Government can secure passage of their gas tax changes through the Senate Crossbench

2023-07-31

The Greens have offered to pass the Government’s gas tax changes through the Senate if the revenue from the changes is doubled by lowering the deductions cap from 90% of assessable receipts to 80%.

Documents provided to the Senate under an Order for the Production of Documents show that this is within the range originally advised by Treasury to the Treasurer.

Greens Treasury spokesperson Senator Nick McKim has written to Treasurer Jim Chalmers to make the offer, which has the support of Senators David Pocock, Jacqui Lambie and Tammy Tyrrell. 

Gas companies are currently sitting on a staggering $277 billion of uplifted tax credits that they have to burn through before they will have to pay any super profits tax. This is greater than the GDP of New Zealand.

Doubling the minimum revenue that these gas giants will be assessed against from 10% to 20% of their assessable receipts would raise $2.6 billion in much needed revenue over the forward estimates period. 

This proposal will only affect five LNG projects that are raking in billions in unearned super profits off the back of the Ukraine invasion. The government’s proposal is intended only to plug the gap in declining revenue from the old Bass Strait fields as they run out. 

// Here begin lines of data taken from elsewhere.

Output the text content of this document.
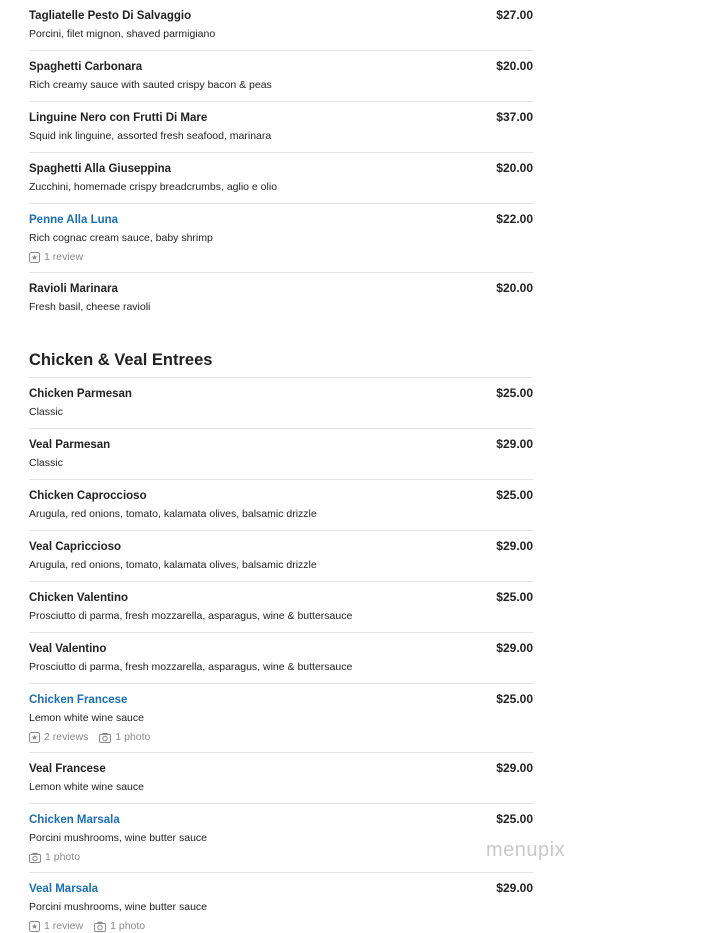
Tagliatelle Pesto Di Salvaggio	$27.00
Porcini, filet mignon, shaved parmigiano
Spaghetti Carbonara	$20.00
Rich creamy sauce with sauted crispy bacon & peas
Linguine Nero con Frutti Di Mare	$37.00
Squid ink linguine, assorted fresh seafood, marinara
Spaghetti Alla Giuseppina	$20.00
Zucchini, homemade crispy breadcrumbs, aglio e olio
Penne Alla Luna	$22.00
Rich cognac cream sauce, baby shrimp
1 review
Ravioli Marinara	$20.00
Fresh basil, cheese ravioli
Chicken & Veal Entrees
Chicken Parmesan	$25.00
Classic
Veal Parmesan	$29.00
Classic
Chicken Caproccioso	$25.00
Arugula, red onions, tomato, kalamata olives, balsamic drizzle
Veal Capriccioso	$29.00
Arugula, red onions, tomato, kalamata olives, balsamic drizzle
Chicken Valentino	$25.00
Prosciutto di parma, fresh mozzarella, asparagus, wine & buttersauce
Veal Valentino	$29.00
Prosciutto di parma, fresh mozzarella, asparagus, wine & buttersauce
Chicken Francese	$25.00
Lemon white wine sauce
2 reviews	1 photo
Veal Francese	$29.00
Lemon white wine sauce
Chicken Marsala	$25.00
Porcini mushrooms, wine butter sauce
1 photo
Veal Marsala	$29.00
Porcini mushrooms, wine butter sauce
1 review	1 photo
menupix
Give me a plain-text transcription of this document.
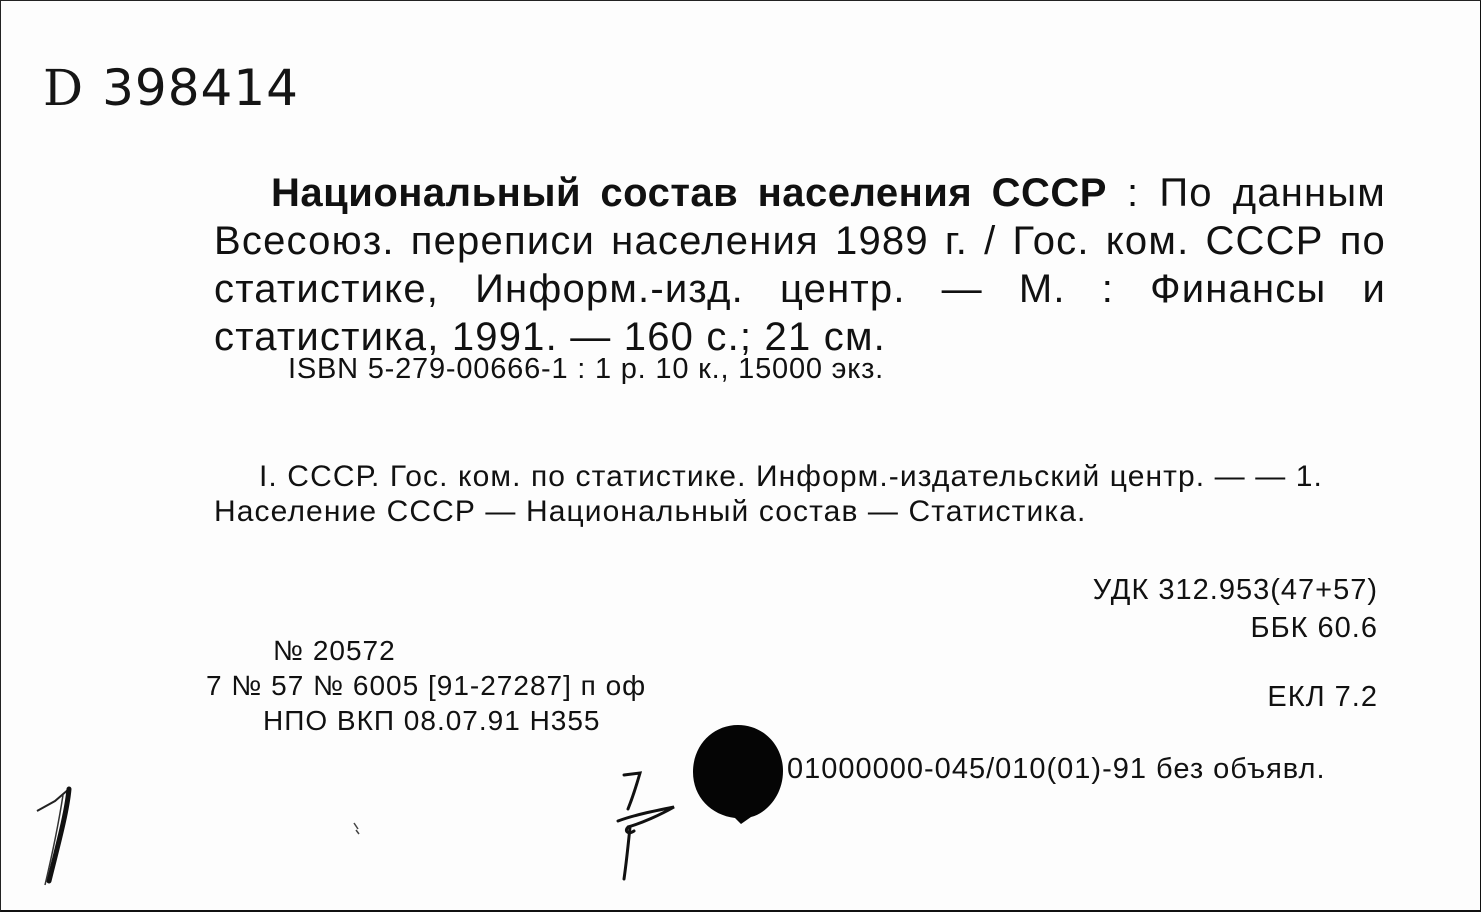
D 398414
Национальный состав населения СССР : По данным Всесоюз. переписи населения 1989 г. / Гос. ком. СССР по статистике, Информ.-изд. центр. — М. : Финансы и статистика, 1991. — 160 с.; 21 см.
ISBN 5-279-00666-1 : 1 р. 10 к., 15000 экз.
I. СССР. Гос. ком. по статистике. Информ.-издательский центр. — — 1. Население СССР — Национальный состав — Статистика.
УДК 312.953(47+57)
ББК 60.6
ЕКЛ 7.2
№ 20572
7 № 57 № 6005 [91-27287] п оф
НПО ВКП 08.07.91 Н355
01000000-045/010(01)-91 без объявл.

These five massive gas projects have never paid a cent in royalties or super profits tax.

Attributable to Treasury spokesperson, Senator Nick McKim:

“The gas cabal has been playing the major parties like fiddles. This is a chance for Labor to take a small step towards making fossil fuel corporations pay their fair share of tax.”

“Labor now has a very clear choice. It can work constructively with the Greens to double the additional revenue from gas companies, or settle for half that amount in exchange for weakening environmental regulations for gas projects to the satisfaction of the Dutton Opposition and the gas cartel."

“Ten gas companies and lobby groups were in the room designing this tax with Treasury officials. These daylight robbers all signed non-disclosure agreements and came up with a proposal that wasn’t previously part of Treasury’s review."

“No other taxpayer gets such access to the government that they can design their own tax rates.” 

“Labor appears to have forgotten that it is Parliament, not gas companies, that sign off on the laws of the land."